In this article we are going to tell you how the power of compounding affects your investment for long term, To understand the power of compounding we are going to tell you a story of three friends.
Once in a town there was three friends Amar , Akbar and Anthony. As they belongs to same area and they were neighbor, they completed their education from same school and colleges then they got job in different sector.
They got their job at the age of 25, after few years at the age of 30 Amar decided to save some amount for future and he discussed with their friends but he din’t want to take any risk that’s why he found bank fixed deposit is the best option and he invested around 2 Lakhs in bank deposit with the interest rate of 7% yearly.
Akbar was extravagant, He want to own a luxurious life, so spends his money in pub , alcohols, discos and on luxurious vehicle, so he could not save any money.
The third friend Anthony have family burden, he was the single earning person in his family, his father was ill , a small brother and sister and their education so his most of the money was spent in the maintenance of family.
Power of Compounding
But from somewhere he found some information about mutual fund and with the help of a financial expert he got full details, so he tried to invest in stock market via mutual fund, but he had the problem that he didn’t have a large amount to invest .

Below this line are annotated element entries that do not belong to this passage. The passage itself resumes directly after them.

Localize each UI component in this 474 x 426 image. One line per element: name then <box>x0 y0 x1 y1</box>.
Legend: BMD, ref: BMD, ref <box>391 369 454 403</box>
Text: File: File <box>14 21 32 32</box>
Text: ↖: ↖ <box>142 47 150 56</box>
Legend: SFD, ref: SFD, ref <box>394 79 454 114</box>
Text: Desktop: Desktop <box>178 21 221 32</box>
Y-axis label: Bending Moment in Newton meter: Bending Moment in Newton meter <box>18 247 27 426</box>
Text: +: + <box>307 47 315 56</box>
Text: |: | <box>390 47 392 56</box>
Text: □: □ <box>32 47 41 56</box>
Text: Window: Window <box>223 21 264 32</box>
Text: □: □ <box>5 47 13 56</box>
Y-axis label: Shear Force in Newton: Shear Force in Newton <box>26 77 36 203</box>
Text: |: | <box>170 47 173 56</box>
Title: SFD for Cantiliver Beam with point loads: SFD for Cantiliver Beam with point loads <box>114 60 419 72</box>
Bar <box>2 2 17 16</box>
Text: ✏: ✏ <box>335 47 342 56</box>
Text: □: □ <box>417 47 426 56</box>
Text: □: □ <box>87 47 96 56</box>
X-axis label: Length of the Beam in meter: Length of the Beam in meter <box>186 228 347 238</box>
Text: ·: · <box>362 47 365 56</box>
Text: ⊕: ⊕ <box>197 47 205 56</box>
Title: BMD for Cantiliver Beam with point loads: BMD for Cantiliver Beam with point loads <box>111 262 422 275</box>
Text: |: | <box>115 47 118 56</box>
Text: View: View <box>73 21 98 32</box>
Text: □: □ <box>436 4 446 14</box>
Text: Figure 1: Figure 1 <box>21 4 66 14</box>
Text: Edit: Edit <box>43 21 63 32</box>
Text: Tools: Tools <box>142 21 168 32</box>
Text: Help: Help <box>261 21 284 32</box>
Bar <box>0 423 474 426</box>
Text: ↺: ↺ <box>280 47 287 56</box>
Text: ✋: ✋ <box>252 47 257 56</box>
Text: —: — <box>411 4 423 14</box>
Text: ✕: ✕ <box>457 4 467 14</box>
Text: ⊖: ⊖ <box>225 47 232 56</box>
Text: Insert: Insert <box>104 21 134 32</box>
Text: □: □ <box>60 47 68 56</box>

Then he heard about SIP (Systematic Planning Investment), that he can invest some money on regular basis so he decided to invest 5000 per month from his salary.
Anthony was aware about Amar that he have invested in bank as FD, so he told his next friend Akbar to save some money for future but Akbar replied when he will get a large money then he will invest one time. After some time they got married and then children, off course their salary also increased , Anthony want to invest some more money but due to family and children he could not increase his investment , but somehow he regularly invested 5000 per month in SIP.
Now after 15 years Amar have some good amount about 9 Lakh with interest, but he didn’t want to withdraw it until 30 years. On the other hand Anthony’s invested portfolio reaches to about 25 Lakhs with a average return of 12% , but he didn’t stopped his SIP, he thought to invest for some more time. At same time Akbar didn’t have any major saving so he thought to invest the double amount of Anthony to beat him, so he starts to invest 10000 per month via SIP.
Now this is the turning point, after 15 years they comes to at the age of 60 years, Now Amar want a retirement so he withdraw this money from bank, and after 30 years of fixed deposit in bank with a return of 7% his total investment value is around 28.4 Lakhs. On the other hand Anthony ‘s Investment value increases to around 1.6 crore with an average ruturn of 12% via mutual fund. Now we come to third friend Akbar and his investment value increases to around 50 Lakhs.
So here you can check a big differences in their investment amount and on their return. So you must invest and the main point is where you are investing that is very important. A small and regular investment could create a large wealth for you, so decision is totally yours.
Disclaimer – Here we are not suggesting you to directly go for investment, we have written this article for educational purpose, before taking any decision must take the advice of your financial planner or adviser.